Eine digitale ID hat die Funktion eines Führerscheins oder Reisepasses. Sie dient als Ihr Identifikationsnachweis für Personen oder Institutionen, mit denen Sie auf elektronischem Weg kommunizieren. Eine digitale ID enthält normalerweise Ihren Namen und Ihre E-Mail-Adresse, den Namen des Unternehmens, das die digitale ID ausgestellt hat, eine Seriennummer und ein Ablaufdatum.

Digitale IDs funktionieren wie ein Schlüsselpaar: Mit dem öffentlichen Schlüssel werden Daten gesperrt bzw. verschlüsselt. Mit dem privaten Schlüssel werden diese Daten wieder freigegeben bzw. entschlüsselt. Wenn Sie Dokumente signieren, übernehmen Sie mit dem privaten Schlüssel Ihre digitale Unterschrift. Sie verteilen das Zertifikat, das Ihren öffentlichen Schlüssel und weitere Identitätsinformationen enthält, an die Personen, die Ihre Unterschrift prüfen, Ihre Identität verifizieren oder Informationen für Sie verschlüsseln müssen.

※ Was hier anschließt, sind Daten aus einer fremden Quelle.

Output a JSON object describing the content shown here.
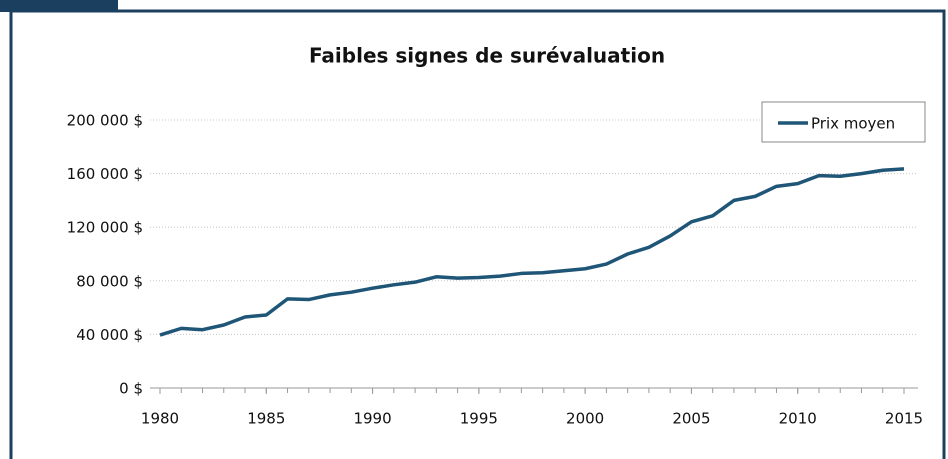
{
  "chart_data": {
    "type": "line",
    "title": "Faibles signes de surévaluation",
    "x": [
      1980,
      1981,
      1982,
      1983,
      1984,
      1985,
      1986,
      1987,
      1988,
      1989,
      1990,
      1991,
      1992,
      1993,
      1994,
      1995,
      1996,
      1997,
      1998,
      1999,
      2000,
      2001,
      2002,
      2003,
      2004,
      2005,
      2006,
      2007,
      2008,
      2009,
      2010,
      2011,
      2012,
      2013,
      2014,
      2015
    ],
    "series": [
      {
        "name": "Prix moyen",
        "color": "#1f5577",
        "values": [
          39500,
          44500,
          43500,
          47000,
          53000,
          54500,
          66500,
          66000,
          69500,
          71500,
          74500,
          77000,
          79000,
          83000,
          82000,
          82500,
          83500,
          85500,
          86000,
          87500,
          89000,
          92500,
          100000,
          105000,
          113500,
          124000,
          128500,
          140000,
          143000,
          150500,
          152500,
          158500,
          158000,
          160000,
          162500,
          163500
        ]
      }
    ],
    "xlim": [
      1980,
      2015
    ],
    "xticks": [
      1980,
      1985,
      1990,
      1995,
      2000,
      2005,
      2010,
      2015
    ],
    "ylim": [
      0,
      200000
    ],
    "yticks": [
      {
        "value": 0,
        "label": "0 $"
      },
      {
        "value": 40000,
        "label": "40 000 $"
      },
      {
        "value": 80000,
        "label": "80 000 $"
      },
      {
        "value": 120000,
        "label": "120 000 $"
      },
      {
        "value": 160000,
        "label": "160 000 $"
      },
      {
        "value": 200000,
        "label": "200 000 $"
      }
    ],
    "grid": true,
    "legend": "upper right"
  }
}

Informationen, die mit Ihrem Zertifikat verschlüsselt wurden, können nur mit Ihrem privaten Schlüssel freigegeben (entschlüsselt) werden. Speichern Sie Ihre digitale ID daher an einem sicheren Ort.

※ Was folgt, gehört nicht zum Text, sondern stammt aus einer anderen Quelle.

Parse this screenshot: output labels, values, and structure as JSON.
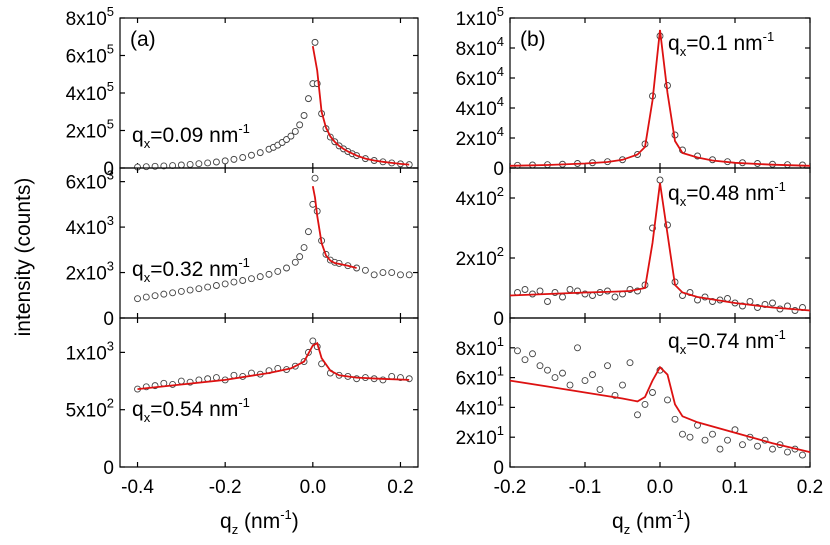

Zum Signieren, Zertifizieren und Anwenden von Zertifikatsverschlüsselung für PDFs müssen Sie über eine digitale ID verfügen. Sie können eine digitale ID von einem Drittanbieter erhalten oder selbst eine erstellen. Eine selbst signierte digitale ID kann für viele Vorgänge verwendet werden. Wenn Sie jedoch Ihre Identität bei Geschäftstransaktionen nachweisen müssen, benötigen Sie wahrscheinlich die digitale ID eines vertrauenswürdigen Drittanbieters, einer so genannten Zertifizierungsstelle. Da die Zertifizierungsstelle für die Überprüfung Ihrer Identität für andere Personen verantwortlich ist, sollten Sie eine Zertifizierungsstelle auswählen, die auch von großen Unternehmen verwendet wird, die Geschäfte über das Internet abwickeln. Weitere Informationen zu Sicherheitspartnern von Adobe, die digitale IDs und andere Sicherheitslösungen anbieten, finden Sie auf der Adobe-Website.

Sie können verschiedene digitale IDs für verschiedene Vorgänge verwenden, wie z. B. wenn Sie Dokumente in verschiedenen Rollen signieren oder unterschiedliche Zertifizierungsmethoden verwenden müssen. Digitale IDs sind in der Regel kennwortgeschützt und können auf Ihrem Computer im PKCS#12-Dateiformat, auf einer Smartcard oder einem Hardware-Token, im Windows-Zertifikatspeicher oder auf einem Unterschriftserver (für Roaming-IDs) gespeichert werden. Acrobat verfügt über einen standardmäßigen Unterschriften-Handler, der auf digitale IDs an allen diesen Orten zugreifen kann. (Sie müssen die digitale ID in Acrobat registrieren, damit diese Funktion zur Verfügung steht.)